Manuel Álvarez Bravo. Un photographe aux aguets (1902-2002)


Par Lola LBL

Cela fait deux expositions décevantes de l’espace du Jeu de Paume. Après Eva Besnyö cet été, cette rentrée photographique n’est pas plus fructueuse du côté du jardin des Tuileries. La faute peut-être à un espace d’exposition réduit par l’installation au deuxième étage d’un restaurant « gastronomique ». Il n’y a pas ici de critique dirigée contre l’activité  culinaire, ni contre le mélange des genres, mais enfin, il faut bien passer au moins une paire d’heures à piétiner devant des cadres suspendus en se frayant un chemin entre les flux de visiteurs cherchant le sens du propos des commissaires d’exposition pour avoir l’idée de consommer son porte-monnaie sur une table design.
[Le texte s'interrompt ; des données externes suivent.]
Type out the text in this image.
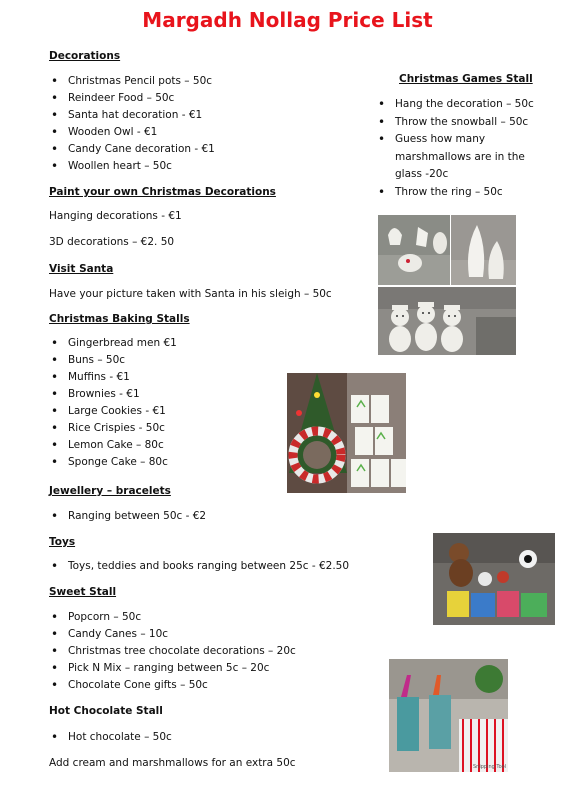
Margadh Nollag Price List
Decorations
• Christmas Pencil pots – 50c
• Reindeer Food – 50c
• Santa hat decoration - €1
• Wooden Owl - €1
• Candy Cane decoration - €1
• Woollen heart – 50c
Paint your own Christmas Decorations
Hanging decorations - €1
3D decorations – €2. 50
Visit Santa
Have your picture taken with Santa in his sleigh – 50c
Christmas Baking Stalls
• Gingerbread men €1
• Buns – 50c
• Muffins - €1
• Brownies - €1
• Large Cookies - €1
• Rice Crispies - 50c
• Lemon Cake – 80c
• Sponge Cake – 80c
Jewellery – bracelets
• Ranging between 50c - €2
Toys
• Toys, teddies and books ranging between 25c - €2.50
Sweet Stall
• Popcorn – 50c
• Candy Canes – 10c
• Christmas tree chocolate decorations – 20c
• Pick N Mix – ranging between 5c – 20c
• Chocolate Cone gifts – 50c
Hot Chocolate Stall
• Hot chocolate – 50c
Add cream and marshmallows for an extra 50c
Christmas Games Stall
• Hang the decoration – 50c
• Throw the snowball – 50c
• Guess how many marshmallows are in the glass -20c
• Throw the ring – 50c
Snipping Tool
Les expositions de l’ex Jeu de Paume n’étaient pourtant pas trop longues ni trop harassantes, ce qui aurait pu être une raison de ce changement d’organisation dans le bâtiment. Ont-il voulu copier l’organisation si efficace d’Être App’art dont toutes les pièces incitent à cultiver son jardin ? La question reste en suspens sur le porte-manteau de l’appartement pour qui veut y répondre.

L’exposition mérite tout de même un coup d’œil. Le Jeu de Paume s’est engagé dans un cycle d’expositions sur des artistes ayant participé de loin ou de près à l’indépendance /autonomie naissante de la photographie dans la première moitié du XXe siècle: Eva Besnyö, par sa participation aux cercles artistiques de la Nouvelle Vision notamment, Manuel Alvarez Bravo par sa participation à la vie artistique de son pays, le Mexique, au delà des mouvements dominants de son époque, et Laure Albin Guillot, photographe française, sera le sujet de la prochaine exposition à partir du 26 février 2013.

Les chapitres thématiques d’une exposition et leurs textes d’introduction sont un sujet de discussion et de débat que l’on n’a pas l’ambition de présenter de façon exhaustive ici. Cependant, cette exposition n’a pas trouvé le juste milieu entre les textes des expositions précédentes du Jeu de Paume, certes conséquents, et deux lignes mi poétiques mi généralistes qui nous laissent sur notre faim. Ce manque de contenu dans les explications aura sans doute pour effet de laisser certains dans la superficialité ou, pour votre serviteur, d’aller chercher dans le petit dépliant, le catalogue et les livres les plus divers, quelque chose à se mettre sous la dent. C’est alors qu’on peut discerner ce que le sous-titre de l’exposition, « Un artiste aux aguets », a à dire: la patience, la quiétude, les sujets fixes et inanimés ou le mouvement lent sont des pistes de travail de Manuel Alvarez Bravo. Cette métaphore de l’attente de l’image parfaite, qui va si bien au photographe, est montrée tout au long de l’exposition par l’influence de plusieurs courants dans les  débuts du photographe, par des aspects techniques (son activité cinématographique) ou encore par la poésie qu’il insufflera à son travail plus tardivement

En somme, une jolie découverte qui donne une base somme toute peu solide sur cet artiste intéressant.

  • Manuel Álvarez Bravo. Un photographe aux aguets (1902-2002)
  • Du 16 octobre 2012 au 20 janvier 2013
  • Au Jeu de Paume, place de la Concorde
  • Tarifs: 8,50/5,50€ Mardis jeunes: accès gratuit aux étudiants et moins de 26 ans le dernier mardi du mois de 17h à 21h.